Ben Kingsley's no color-by-numbers comic-book villian
05:00 AM, May 05, 2013
Maybe it’s some sort of cinematic karma balance that has put Ben Kingsley, who once played Hindu leader and peace advocate Mahatma Gandhi, in the robes and rings of an iconic megalomaniacal comic-book supervillain.
Or, perhaps it’s just the fact that he’s a fine actor who has taken many a Shakespearean stage over the years and nabbed an Oscar to boot.
Whether it’s from the Bard’s hands or a comic book, the actor says, “you have to breathe a new life into them and make them a recognizable, however bizarre, human being.”
Kingsley makes his superhero-movie debut as the international terrorist the Mandarin, a foil to Robert Downey Jr.’s billionaire inventor Tony Stark, in Iron Man 3. And what an enemy he is: When Stark calls out the Mandarin after the baddie takes out one of his closest friends, he responds in kind by sending a bunch of helicopters to blow Stark’s Malibu mansion and treasury of Iron Man suits to kingdom come.
In the film, “Ben’s a real bad guy,” says co-star Don Cheadle. However, “he’s done it before. He’s played the best people in the world and the worst people in the world. He’s clearly got a lot of range.”
There is more to the Mandarin than meets the eye, though. “No actor should play a villain villainously,” Kingsley adds. “That’s a dead end and a one-gag performance. It makes him so shallow and two-dimensional.”
The Marvel movies, especially the Iron Man series, have tended toward realism with their villains — in this case, taking the Mandarin, an iconic Iron Man character who debuted in 1964, and making him a cyberterrorist who takes over the airwaves and mass media to strike fear in Americans.
“He backs up his threats with these real acts of terror,” Kingsley says. “The broadcaster is totally confident in his place in destiny, the future, history, the people culture, evolution, civilization — I’m afraid that’s been going on a very long time. You can go back to black-and-white footage of the 1930s. It’s the same guy with the same sense of total righteousness and self-conviction talking rubbish, basically.”

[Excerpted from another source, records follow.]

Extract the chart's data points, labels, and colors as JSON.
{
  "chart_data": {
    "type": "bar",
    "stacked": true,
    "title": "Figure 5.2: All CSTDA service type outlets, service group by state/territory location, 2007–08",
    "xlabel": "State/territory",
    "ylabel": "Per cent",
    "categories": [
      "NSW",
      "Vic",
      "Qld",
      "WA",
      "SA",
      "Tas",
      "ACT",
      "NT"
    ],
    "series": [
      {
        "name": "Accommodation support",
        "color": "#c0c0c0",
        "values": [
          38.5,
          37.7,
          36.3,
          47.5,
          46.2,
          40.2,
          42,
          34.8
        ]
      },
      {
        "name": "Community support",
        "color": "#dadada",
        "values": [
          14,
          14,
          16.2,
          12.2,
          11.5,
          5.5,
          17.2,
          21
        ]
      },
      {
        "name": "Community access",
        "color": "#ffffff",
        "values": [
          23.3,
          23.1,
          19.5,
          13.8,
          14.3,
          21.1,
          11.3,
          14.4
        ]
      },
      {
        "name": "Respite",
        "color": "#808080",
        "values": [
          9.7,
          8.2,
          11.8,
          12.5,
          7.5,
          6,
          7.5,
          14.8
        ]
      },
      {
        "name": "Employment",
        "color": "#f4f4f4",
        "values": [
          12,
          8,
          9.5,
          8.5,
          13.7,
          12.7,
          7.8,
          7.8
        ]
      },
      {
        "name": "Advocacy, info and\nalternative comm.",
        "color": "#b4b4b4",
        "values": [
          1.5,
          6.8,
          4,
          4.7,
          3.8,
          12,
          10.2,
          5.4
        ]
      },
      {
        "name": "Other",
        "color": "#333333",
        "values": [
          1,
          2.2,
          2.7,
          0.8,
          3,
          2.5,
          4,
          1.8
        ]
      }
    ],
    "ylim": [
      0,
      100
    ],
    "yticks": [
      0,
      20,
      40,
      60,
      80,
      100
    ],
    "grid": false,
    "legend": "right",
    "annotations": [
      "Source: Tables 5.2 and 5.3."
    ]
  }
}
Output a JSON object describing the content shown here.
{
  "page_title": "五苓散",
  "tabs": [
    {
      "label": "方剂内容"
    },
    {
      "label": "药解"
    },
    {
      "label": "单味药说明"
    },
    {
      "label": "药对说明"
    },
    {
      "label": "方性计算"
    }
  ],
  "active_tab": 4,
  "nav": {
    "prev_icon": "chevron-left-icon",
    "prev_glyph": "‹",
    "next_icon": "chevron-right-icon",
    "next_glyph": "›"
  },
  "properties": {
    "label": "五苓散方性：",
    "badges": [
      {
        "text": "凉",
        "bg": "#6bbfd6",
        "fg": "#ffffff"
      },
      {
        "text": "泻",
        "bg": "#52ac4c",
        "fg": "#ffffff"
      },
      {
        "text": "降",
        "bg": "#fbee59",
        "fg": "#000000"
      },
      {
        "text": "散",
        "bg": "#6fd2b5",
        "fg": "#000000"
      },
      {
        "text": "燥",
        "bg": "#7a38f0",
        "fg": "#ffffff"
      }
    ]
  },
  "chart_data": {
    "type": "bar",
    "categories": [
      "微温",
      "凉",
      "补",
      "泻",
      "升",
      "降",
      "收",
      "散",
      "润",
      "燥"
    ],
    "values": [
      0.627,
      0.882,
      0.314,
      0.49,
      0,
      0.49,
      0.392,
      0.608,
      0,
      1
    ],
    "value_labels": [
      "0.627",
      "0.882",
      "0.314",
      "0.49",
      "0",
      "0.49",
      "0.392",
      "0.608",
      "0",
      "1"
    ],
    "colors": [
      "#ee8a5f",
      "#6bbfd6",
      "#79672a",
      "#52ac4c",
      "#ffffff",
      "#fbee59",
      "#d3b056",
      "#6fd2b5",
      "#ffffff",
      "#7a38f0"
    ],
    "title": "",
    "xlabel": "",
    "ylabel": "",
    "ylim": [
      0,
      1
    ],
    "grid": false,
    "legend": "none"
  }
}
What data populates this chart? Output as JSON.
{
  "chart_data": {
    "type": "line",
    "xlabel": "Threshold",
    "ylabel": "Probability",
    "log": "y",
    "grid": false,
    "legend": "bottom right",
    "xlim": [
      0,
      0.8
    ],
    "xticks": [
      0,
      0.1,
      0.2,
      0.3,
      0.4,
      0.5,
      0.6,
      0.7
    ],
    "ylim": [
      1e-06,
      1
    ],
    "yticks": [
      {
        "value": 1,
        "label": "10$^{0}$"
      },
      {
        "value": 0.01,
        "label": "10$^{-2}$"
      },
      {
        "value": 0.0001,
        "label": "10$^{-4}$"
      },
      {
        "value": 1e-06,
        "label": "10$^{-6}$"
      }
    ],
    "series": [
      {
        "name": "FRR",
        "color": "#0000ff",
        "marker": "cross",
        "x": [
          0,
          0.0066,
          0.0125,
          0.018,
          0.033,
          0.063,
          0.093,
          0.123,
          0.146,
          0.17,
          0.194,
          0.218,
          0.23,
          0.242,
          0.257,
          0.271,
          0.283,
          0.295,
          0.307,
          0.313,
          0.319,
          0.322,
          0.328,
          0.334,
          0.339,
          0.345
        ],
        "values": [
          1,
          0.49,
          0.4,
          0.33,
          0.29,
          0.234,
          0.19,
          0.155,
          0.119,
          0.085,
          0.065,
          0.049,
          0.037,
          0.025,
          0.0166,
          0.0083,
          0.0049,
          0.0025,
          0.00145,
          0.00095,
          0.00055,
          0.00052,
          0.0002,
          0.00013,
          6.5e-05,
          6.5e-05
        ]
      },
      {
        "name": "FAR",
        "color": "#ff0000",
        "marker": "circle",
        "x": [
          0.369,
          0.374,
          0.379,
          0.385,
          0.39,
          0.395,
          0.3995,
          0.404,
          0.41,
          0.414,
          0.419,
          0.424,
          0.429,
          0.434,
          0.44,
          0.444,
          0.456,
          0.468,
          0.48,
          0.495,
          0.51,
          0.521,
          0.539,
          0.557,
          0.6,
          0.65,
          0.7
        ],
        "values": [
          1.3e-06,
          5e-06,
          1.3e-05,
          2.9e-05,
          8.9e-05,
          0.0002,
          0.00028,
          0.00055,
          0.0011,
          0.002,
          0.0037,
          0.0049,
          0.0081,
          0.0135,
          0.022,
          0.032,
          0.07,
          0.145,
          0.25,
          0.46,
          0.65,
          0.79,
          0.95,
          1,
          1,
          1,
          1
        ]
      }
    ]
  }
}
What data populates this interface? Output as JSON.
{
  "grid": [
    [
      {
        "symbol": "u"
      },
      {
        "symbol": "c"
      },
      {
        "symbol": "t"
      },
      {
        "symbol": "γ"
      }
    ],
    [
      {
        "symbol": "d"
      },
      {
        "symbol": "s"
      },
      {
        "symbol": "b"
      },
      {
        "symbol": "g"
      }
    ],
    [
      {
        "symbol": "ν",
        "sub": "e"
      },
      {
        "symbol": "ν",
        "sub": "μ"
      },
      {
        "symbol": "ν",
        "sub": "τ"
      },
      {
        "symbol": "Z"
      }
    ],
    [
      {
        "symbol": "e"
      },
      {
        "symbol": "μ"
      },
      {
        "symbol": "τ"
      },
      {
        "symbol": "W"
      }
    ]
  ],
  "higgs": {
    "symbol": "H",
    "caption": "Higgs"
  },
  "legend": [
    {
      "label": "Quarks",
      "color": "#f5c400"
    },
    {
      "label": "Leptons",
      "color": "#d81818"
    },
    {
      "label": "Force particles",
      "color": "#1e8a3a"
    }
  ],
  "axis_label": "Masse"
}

Stark likens the Mandarin’s strange voice to a Southern preacher in the movie, and that gives the character as much personality as his costume, a collection of items such as U.S. Army boots and fatigues, dog tags, a Chinese cape, samurai hair, and a beard aimed to be disconcerting and undermine the audience.
“Everything is calculated to say, ‘You don’t know where I’m coming from,’” Kingsley says.
The actor was pleased that Downey, Gwyneth Paltrow and others were so welcoming to the new guy on set, but that’s just the respect one gives someone of Kingsley’s caliber, according to the man in the Iron Man suit.
While Kingsley does have a tough reputation in some circles — there is an urban legend that he makes people call him “Sir Ben” — Downey found him to be “as playful as they come. He takes the work very seriously. He doesn’t take himself particularly seriously,” he says.
“He would say, ‘Please call me Ben.’ But I would call him Sir Ben since he’s earned that title. And it’s appropriate. I have had enough of foreign-exchange training shooting those Sherlock movies to know it’s appropriate to call him by his title.”
A four-time nominee, Kingsley won his lone Oscar for 1983’s Gandhi, and he feels that if superhero movies had been as de rigueur back then as they are now, he would have jumped at the chance to play Tony Stark or one of the Avengers.
With Iron Man 3, his longtime fan base gets to see him in a bigger action movie than they’re used to, while at the same time Kingsley enjoys opening himself up to a totally new demographic.
“I doubt it very much that it’ll be the people who watched The House of Sand and Fog who are going to watch,” he says with a chuckle. “I don’t think anybody’s going to be surprised — they’re just going to accept it as, oh, that’s that guy who played the Mandarin.”